A manchete principal do Estadão tem duas imprecisões. A primeira refere-se ao “recorde”. Achei estranho, dado que já enfrentamos períodos muito piores de inadimplência. Somente no miolo da reportagem ficamos sabendo de que se trata de uma seria do Serasa que teve início em 2016. Do jeito que está, parece que o recorde é desde Cabral.
A segunda imprecisão é mais sutil. A inadimplência não “trava o crescimento”. A inadimplência sinaliza que aquele crescimento que achávamos que existia, na verdade nunca existiu de verdade, era apenas uma ilusão de ótica. Explico.
No final de todo o qualquer processo produtivo, seja de bens, seja de serviços, estão as pessoas físicas com sua renda para comprar esses produtos e serviços. O PIB nada mais é do que a soma de todos os lucros (valores agregados) nesse processo, até chegar no cliente final, pessoa física, que vai comprar aquele produto ou serviço, produzindo o lucro final dessa cadeia para o comerciante ou prestador de serviço. A pessoa física não vai empregar aquele produto ou serviço para ela mesma produzir lucro, ela vai simplesmente consumir, sendo o último ela da cadeia de geração do PIB.

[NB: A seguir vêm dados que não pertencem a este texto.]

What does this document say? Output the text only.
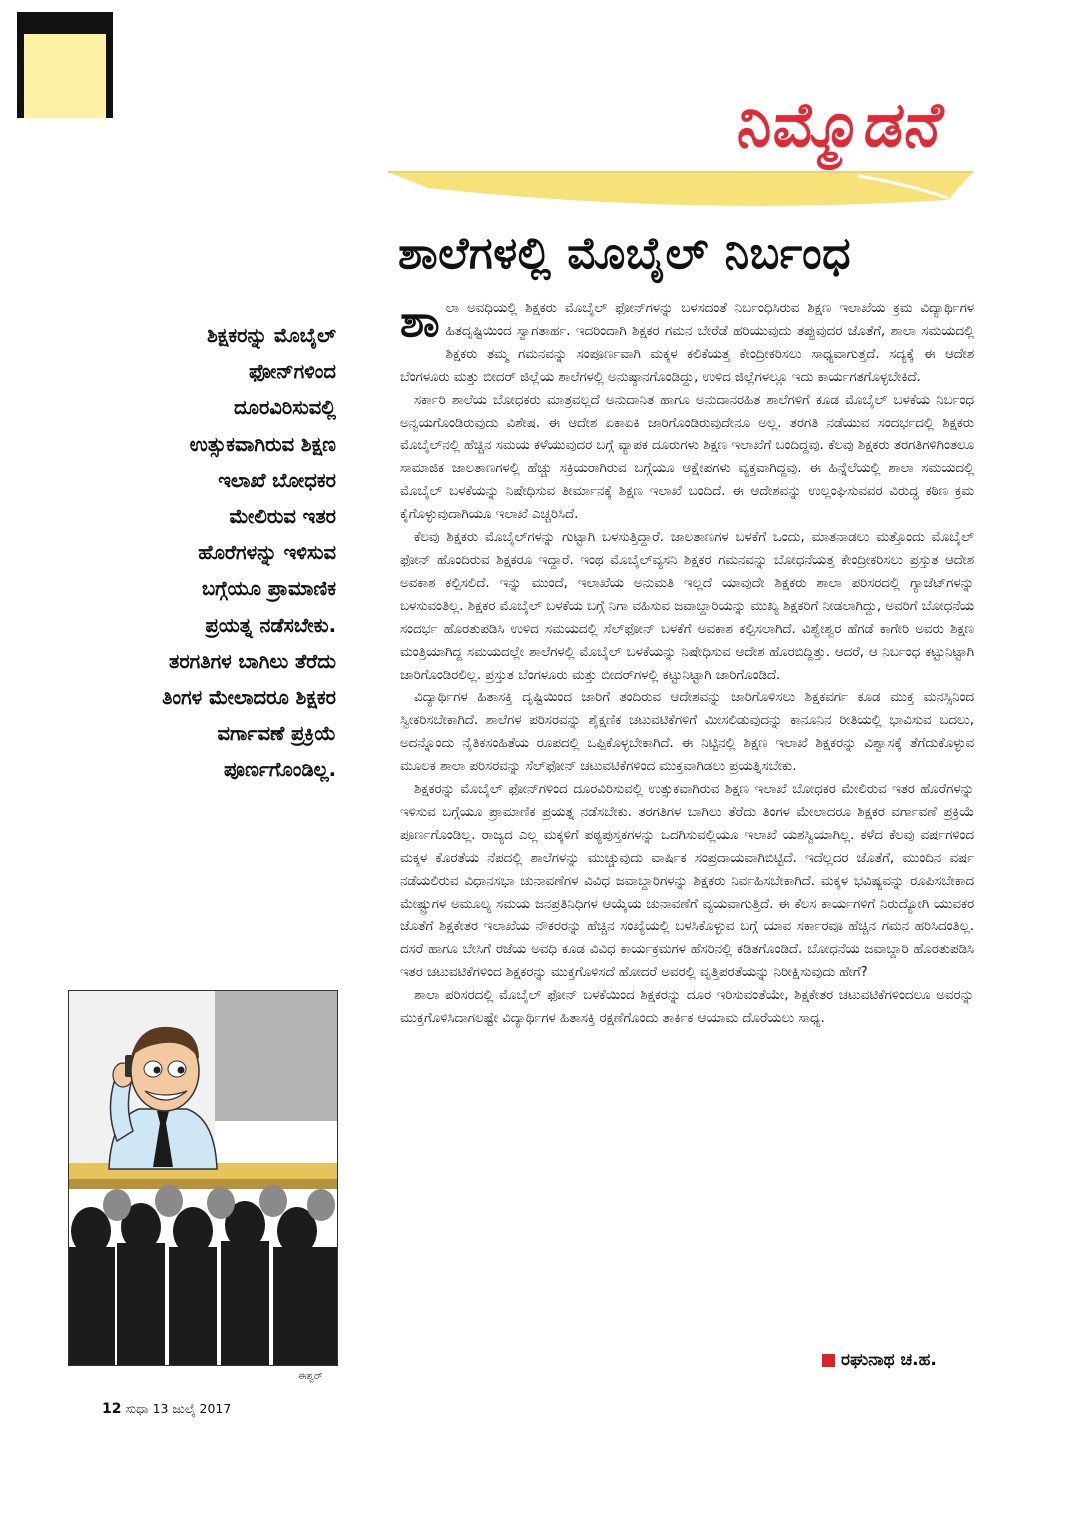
ನಿಮ್ಮೊಡನೆ
ಶಾಲೆಗಳಲ್ಲಿ ಮೊಬೈಲ್ ನಿರ್ಬಂಧ
ಶಿಕ್ಷಕರನ್ನು ಮೊಬೈಲ್
ಫೋನ್‌ಗಳಿಂದ
ದೂರವಿರಿಸುವಲ್ಲಿ
ಉತ್ಸುಕವಾಗಿರುವ ಶಿಕ್ಷಣ
ಇಲಾಖೆ ಬೋಧಕರ
ಮೇಲಿರುವ ಇತರ
ಹೊರೆಗಳನ್ನು ಇಳಿಸುವ
ಬಗ್ಗೆಯೂ ಪ್ರಾಮಾಣಿಕ
ಪ್ರಯತ್ನ ನಡೆಸಬೇಕು.
ತರಗತಿಗಳ ಬಾಗಿಲು ತೆರೆದು
ತಿಂಗಳ ಮೇಲಾದರೂ ಶಿಕ್ಷಕರ
ವರ್ಗಾವಣೆ ಪ್ರಕ್ರಿಯೆ
ಪೂರ್ಣಗೊಂಡಿಲ್ಲ.

ಶಾಲಾ ಅವಧಿಯಲ್ಲಿ ಶಿಕ್ಷಕರು ಮೊಬೈಲ್ ಫೋನ್‌ಗಳನ್ನು ಬಳಸದಂತೆ ನಿರ್ಬಂಧಿಸಿರುವ ಶಿಕ್ಷಣ ಇಲಾಖೆಯ ಕ್ರಮ ವಿದ್ಯಾರ್ಥಿಗಳ ಹಿತದೃಷ್ಟಿಯಿಂದ ಸ್ವಾಗತಾರ್ಹ. ಇದರಿಂದಾಗಿ ಶಿಕ್ಷಕರ ಗಮನ ಬೇರೆಡೆ ಹರಿಯುವುದು ತಪ್ಪುವುದರ ಜೊತೆಗೆ, ಶಾಲಾ ಸಮಯದಲ್ಲಿ ಶಿಕ್ಷಕರು ತಮ್ಮ ಗಮನವನ್ನು ಸಂಪೂರ್ಣವಾಗಿ ಮಕ್ಕಳ ಕಲಿಕೆಯತ್ತ ಕೇಂದ್ರೀಕರಿಸಲು ಸಾಧ್ಯವಾಗುತ್ತದೆ. ಸದ್ಯಕ್ಕೆ ಈ ಆದೇಶ ಬೆಂಗಳೂರು ಮತ್ತು ಬೀದರ್ ಜಿಲ್ಲೆಯ ಶಾಲೆಗಳಲ್ಲಿ ಅನುಷ್ಠಾನಗೊಂಡಿದ್ದು, ಉಳಿದ ಜಿಲ್ಲೆಗಳಲ್ಲೂ ಇದು ಕಾರ್ಯಗತಗೊಳ್ಳಬೇಕಿದೆ.

ಸರ್ಕಾರಿ ಶಾಲೆಯ ಬೋಧಕರು ಮಾತ್ರವಲ್ಲದೆ ಅನುದಾನಿತ ಹಾಗೂ ಅನುದಾನರಹಿತ ಶಾಲೆಗಳಿಗೆ ಕೂಡ ಮೊಬೈಲ್ ಬಳಕೆಯ ನಿರ್ಬಂಧ ಅನ್ವಯಗೊಂಡಿರುವುದು ವಿಶೇಷ. ಈ ಆದೇಶ ಏಕಾಏಕಿ ಜಾರಿಗೊಂಡಿರುವುದೇನೂ ಅಲ್ಲ. ತರಗತಿ ನಡೆಯುವ ಸಂದರ್ಭದಲ್ಲಿ ಶಿಕ್ಷಕರು ಮೊಬೈಲ್‌ನಲ್ಲಿ ಹೆಚ್ಚಿನ ಸಮಯ ಕಳೆಯುವುದರ ಬಗ್ಗೆ ವ್ಯಾಪಕ ದೂರುಗಳು ಶಿಕ್ಷಣ ಇಲಾಖೆಗೆ ಬಂದಿದ್ದವು. ಕೆಲವು ಶಿಕ್ಷಕರು ತರಗತಿಗಳಿಗಿಂತಲೂ ಸಾಮಾಜಿಕ ಜಾಲತಾಣಗಳಲ್ಲಿ ಹೆಚ್ಚು ಸಕ್ರಿಯರಾಗಿರುವ ಬಗ್ಗೆಯೂ ಆಕ್ಷೇಪಗಳು ವ್ಯಕ್ತವಾಗಿದ್ದವು. ಈ ಹಿನ್ನೆಲೆಯಲ್ಲಿ ಶಾಲಾ ಸಮಯದಲ್ಲಿ ಮೊಬೈಲ್ ಬಳಕೆಯನ್ನು ನಿಷೇಧಿಸುವ ತೀರ್ಮಾನಕ್ಕೆ ಶಿಕ್ಷಣ ಇಲಾಖೆ ಬಂದಿದೆ. ಈ ಆದೇಶವನ್ನು ಉಲ್ಲಂಘಿಸುವವರ ವಿರುದ್ಧ ಕಠಿಣ ಕ್ರಮ ಕೈಗೊಳ್ಳುವುದಾಗಿಯೂ ಇಲಾಖೆ ಎಚ್ಚರಿಸಿದೆ.

ಕೆಲವು ಶಿಕ್ಷಕರು ಮೊಬೈಲ್‌ಗಳನ್ನು ಗುಟ್ಟಾಗಿ ಬಳಸುತ್ತಿದ್ದಾರೆ. ಜಾಲತಾಣಗಳ ಬಳಕೆಗೆ ಒಂದು, ಮಾತನಾಡಲು ಮತ್ತೊಂದು ಮೊಬೈಲ್ ಫೋನ್ ಹೊಂದಿರುವ ಶಿಕ್ಷಕರೂ ಇದ್ದಾರೆ. ಇಂಥ ಮೊಬೈಲ್‌ವ್ಯಸನಿ ಶಿಕ್ಷಕರ ಗಮನವನ್ನು ಬೋಧನೆಯತ್ತ ಕೇಂದ್ರೀಕರಿಸಲು ಪ್ರಸ್ತುತ ಆದೇಶ ಅವಕಾಶ ಕಲ್ಪಿಸಲಿದೆ. ಇನ್ನು ಮುಂದೆ, ಇಲಾಖೆಯ ಅನುಮತಿ ಇಲ್ಲದೆ ಯಾವುದೇ ಶಿಕ್ಷಕರು ಶಾಲಾ ಪರಿಸರದಲ್ಲಿ ಗ್ಯಾಜೆಟ್‌ಗಳನ್ನು ಬಳಸುವಂತಿಲ್ಲ. ಶಿಕ್ಷಕರ ಮೊಬೈಲ್ ಬಳಕೆಯ ಬಗ್ಗೆ ನಿಗಾ ವಹಿಸುವ ಜವಾಬ್ದಾರಿಯನ್ನು ಮುಖ್ಯ ಶಿಕ್ಷಕರಿಗೆ ನೀಡಲಾಗಿದ್ದು, ಅವರಿಗೆ ಬೋಧನೆಯ ಸಂದರ್ಭ ಹೊರತುಪಡಿಸಿ ಉಳಿದ ಸಮಯದಲ್ಲಿ ಸೆಲ್‌ಫೋನ್ ಬಳಕೆಗೆ ಅವಕಾಶ ಕಲ್ಪಿಸಲಾಗಿದೆ. ವಿಶ್ವೇಶ್ವರ ಹೆಗಡೆ ಕಾಗೇರಿ ಅವರು ಶಿಕ್ಷಣ ಮಂತ್ರಿಯಾಗಿದ್ದ ಸಮಯದಲ್ಲೇ ಶಾಲೆಗಳಲ್ಲಿ ಮೊಬೈಲ್ ಬಳಕೆಯನ್ನು ನಿಷೇಧಿಸುವ ಆದೇಶ ಹೊರಬಿದ್ದಿತ್ತು. ಆದರೆ, ಆ ನಿರ್ಬಂಧ ಕಟ್ಟುನಿಟ್ಟಾಗಿ ಜಾರಿಗೊಂಡಿರಲಿಲ್ಲ. ಪ್ರಸ್ತುತ ಬೆಂಗಳೂರು ಮತ್ತು ಬೀದರ್‌ಗಳಲ್ಲಿ ಕಟ್ಟುನಿಟ್ಟಾಗಿ ಜಾರಿಗೊಂಡಿದೆ.

ವಿದ್ಯಾರ್ಥಿಗಳ ಹಿತಾಸಕ್ತಿ ದೃಷ್ಟಿಯಿಂದ ಜಾರಿಗೆ ತಂದಿರುವ ಆದೇಶವನ್ನು ಜಾರಿಗೊಳಿಸಲು ಶಿಕ್ಷಕವರ್ಗ ಕೂಡ ಮುಕ್ತ ಮನಸ್ಸಿನಿಂದ ಸ್ವೀಕರಿಸಬೇಕಾಗಿದೆ. ಶಾಲೆಗಳ ಪರಿಸರವನ್ನು ಶೈಕ್ಷಣಿಕ ಚಟುವಟಿಕೆಗಳಿಗೆ ಮೀಸಲಿಡುವುದನ್ನು ಕಾನೂನಿನ ರೀತಿಯಲ್ಲಿ ಭಾವಿಸುವ ಬದಲು, ಅದನ್ನೊಂದು ನೈತಿಕಸಂಹಿತೆಯ ರೂಪದಲ್ಲಿ ಒಪ್ಪಿಕೊಳ್ಳಬೇಕಾಗಿದೆ. ಈ ನಿಟ್ಟಿನಲ್ಲಿ ಶಿಕ್ಷಣ ಇಲಾಖೆ ಶಿಕ್ಷಕರನ್ನು ವಿಶ್ವಾಸಕ್ಕೆ ತೆಗೆದುಕೊಳ್ಳುವ ಮೂಲಕ ಶಾಲಾ ಪರಿಸರವನ್ನು ಸೆಲ್‌ಫೋನ್ ಚಟುವಟಿಕೆಗಳಿಂದ ಮುಕ್ತವಾಗಿಡಲು ಪ್ರಯತ್ನಿಸಬೇಕು.

ಶಿಕ್ಷಕರನ್ನು ಮೊಬೈಲ್ ಫೋನ್‌ಗಳಿಂದ ದೂರವಿರಿಸುವಲ್ಲಿ ಉತ್ಸುಕವಾಗಿರುವ ಶಿಕ್ಷಣ ಇಲಾಖೆ ಬೋಧಕರ ಮೇಲಿರುವ ಇತರ ಹೊರೆಗಳನ್ನು ಇಳಿಸುವ ಬಗ್ಗೆಯೂ ಪ್ರಾಮಾಣಿಕ ಪ್ರಯತ್ನ ನಡೆಸಬೇಕು. ತರಗತಿಗಳ ಬಾಗಿಲು ತೆರೆದು ತಿಂಗಳ ಮೇಲಾದರೂ ಶಿಕ್ಷಕರ ವರ್ಗಾವಣೆ ಪ್ರಕ್ರಿಯೆ ಪೂರ್ಣಗೊಂಡಿಲ್ಲ. ರಾಜ್ಯದ ಎಲ್ಲ ಮಕ್ಕಳಿಗೆ ಪಠ್ಯಪುಸ್ತಕಗಳನ್ನು ಒದಗಿಸುವಲ್ಲಿಯೂ ಇಲಾಖೆ ಯಶಸ್ವಿಯಾಗಿಲ್ಲ. ಕಳೆದ ಕೆಲವು ವರ್ಷಗಳಿಂದ ಮಕ್ಕಳ ಕೊರತೆಯ ನೆಪದಲ್ಲಿ ಶಾಲೆಗಳನ್ನು ಮುಚ್ಚುವುದು ವಾರ್ಷಿಕ ಸಂಪ್ರದಾಯವಾಗಿಬಿಟ್ಟಿದೆ. ಇದೆಲ್ಲದರ ಜೊತೆಗೆ, ಮುಂದಿನ ವರ್ಷ ನಡೆಯಲಿರುವ ವಿಧಾನಸಭಾ ಚುನಾವಣೆಗಳ ವಿವಿಧ ಜವಾಬ್ದಾರಿಗಳನ್ನು ಶಿಕ್ಷಕರು ನಿರ್ವಹಿಸಬೇಕಾಗಿದೆ. ಮಕ್ಕಳ ಭವಿಷ್ಯವನ್ನು ರೂಪಿಸಬೇಕಾದ ಮೇಷ್ಟ್ರುಗಳ ಅಮೂಲ್ಯ ಸಮಯ ಜನಪ್ರತಿನಿಧಿಗಳ ಆಯ್ಕೆಯ ಚುನಾವಣೆಗೆ ವ್ಯಯವಾಗುತ್ತಿದೆ. ಈ ಕೆಲಸ ಕಾರ್ಯಗಳಿಗೆ ನಿರುದ್ಯೋಗಿ ಯುವಕರ ಜೊತೆಗೆ ಶಿಕ್ಷಕೇತರ ಇಲಾಖೆಯ ನೌಕರರನ್ನು ಹೆಚ್ಚಿನ ಸಂಖ್ಯೆಯಲ್ಲಿ ಬಳಸಿಕೊಳ್ಳುವ ಬಗ್ಗೆ ಯಾವ ಸರ್ಕಾರವೂ ಹೆಚ್ಚಿನ ಗಮನ ಹರಿಸಿದಂತಿಲ್ಲ. ದಸರೆ ಹಾಗೂ ಬೇಸಿಗೆ ರಜೆಯ ಅವಧಿ ಕೂಡ ವಿವಿಧ ಕಾರ್ಯಕ್ರಮಗಳ ಹೆಸರಿನಲ್ಲಿ ಕಡಿತಗೊಂಡಿದೆ. ಬೋಧನೆಯ ಜವಾಬ್ದಾರಿ ಹೊರತುಪಡಿಸಿ ಇತರ ಚಟುವಟಿಕೆಗಳಿಂದ ಶಿಕ್ಷಕರನ್ನು ಮುಕ್ತಗೊಳಿಸದೆ ಹೋದರೆ ಅವರಲ್ಲಿ ವೃತ್ತಿಪರತೆಯನ್ನು ನಿರೀಕ್ಷಿಸುವುದು ಹೇಗೆ?

ಶಾಲಾ ಪರಿಸರದಲ್ಲಿ ಮೊಬೈಲ್ ಫೋನ್ ಬಳಕೆಯಿಂದ ಶಿಕ್ಷಕರನ್ನು ದೂರ ಇರಿಸುವಂತೆಯೇ, ಶಿಕ್ಷಕೇತರ ಚಟುವಟಿಕೆಗಳಿಂದಲೂ ಅವರನ್ನು ಮುಕ್ತಗೊಳಿಸಿದಾಗಲಷ್ಟೇ ವಿದ್ಯಾರ್ಥಿಗಳ ಹಿತಾಸಕ್ತಿ ರಕ್ಷಣೆಗೊಂದು ತಾರ್ಕಿಕ ಆಯಾಮ ದೊರೆಯಲು ಸಾಧ್ಯ.

ರಘುನಾಥ ಚ.ಹ.
ಈಶ್ವರ್
12 ಸುಧಾ 13 ಜುಲೈ 2017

Digamos, então, que a D. Maria vai comprar um liquidificador de R$ 100 na Magalu. Ela será o elo final de uma longa cadeia de agregação de valor, cada elo contribuindo com o PIB, sendo que os R$ 100 são a soma de todos os lucros ao longo da cadeia de produção do liquidificador.
No entanto, ao invés de comprar à vista, D. Maria entra no “carnezinho gostoso” da D. Luiza. O que aconteceu aqui? Na verdade, quem “comprou” o liquidificador foi a financeira por trás do carnezinho gostoso, não a D. Maria. A financeira é mais um elo da corrente que vai lucrar em cima do consumo da D. Maria. Enquanto o carnezinho gostoso não for quitado, aquele PIB, de fato, não existe. O PIB só existe de verdade quando a D. Maria e o seu José compram produtos e serviços com o seu bom e honesto dinheiro.
Quando e se o tal do Desenrola sair, digamos que a dívida da D. Maria seja comprada por R$ 20 por alguma empresa. Esse desconto é o reconhecimento de que o liquidificador não valia R$ 100, mas apenas R$ 20. Essa diferença de R$ 80 nunca existiu, e havia sido somado ao PIB inadequadamente. A financeira vai reconhecer esse prejuízo em seu balanço, e isso vai subtrair do PIB.
Portanto, não é que a inadimplência esteja “travando o crescimento”. A inadimplência é apenas o sinal de que o crescimento que achávamos que existia era pura ilusão, só existia porque a D. Maria podia comprar o liquidificador sem ter renda suficiente. Ao limpar o nome da D. Maria, o Desenrola vai reconhecer o PIB que não existia no passado e, ao mesmo tempo, vai abrir espaço para novos financiamentos, produzindo novamente um PIB fictício, que será objeto de outro Desenrola no futuro.
Crescimento econômico é uma máquina que se move com segurança jurídica, capacitação da mão de obra e barreiras baixas à integração com economias mais desenvolvidas. O crédito serve apenas como uma graxa dessa engrenagem. Não adianta querer usar a graxa como combustível. O máximo que se vai conseguir é emperrar ainda mais a máquina.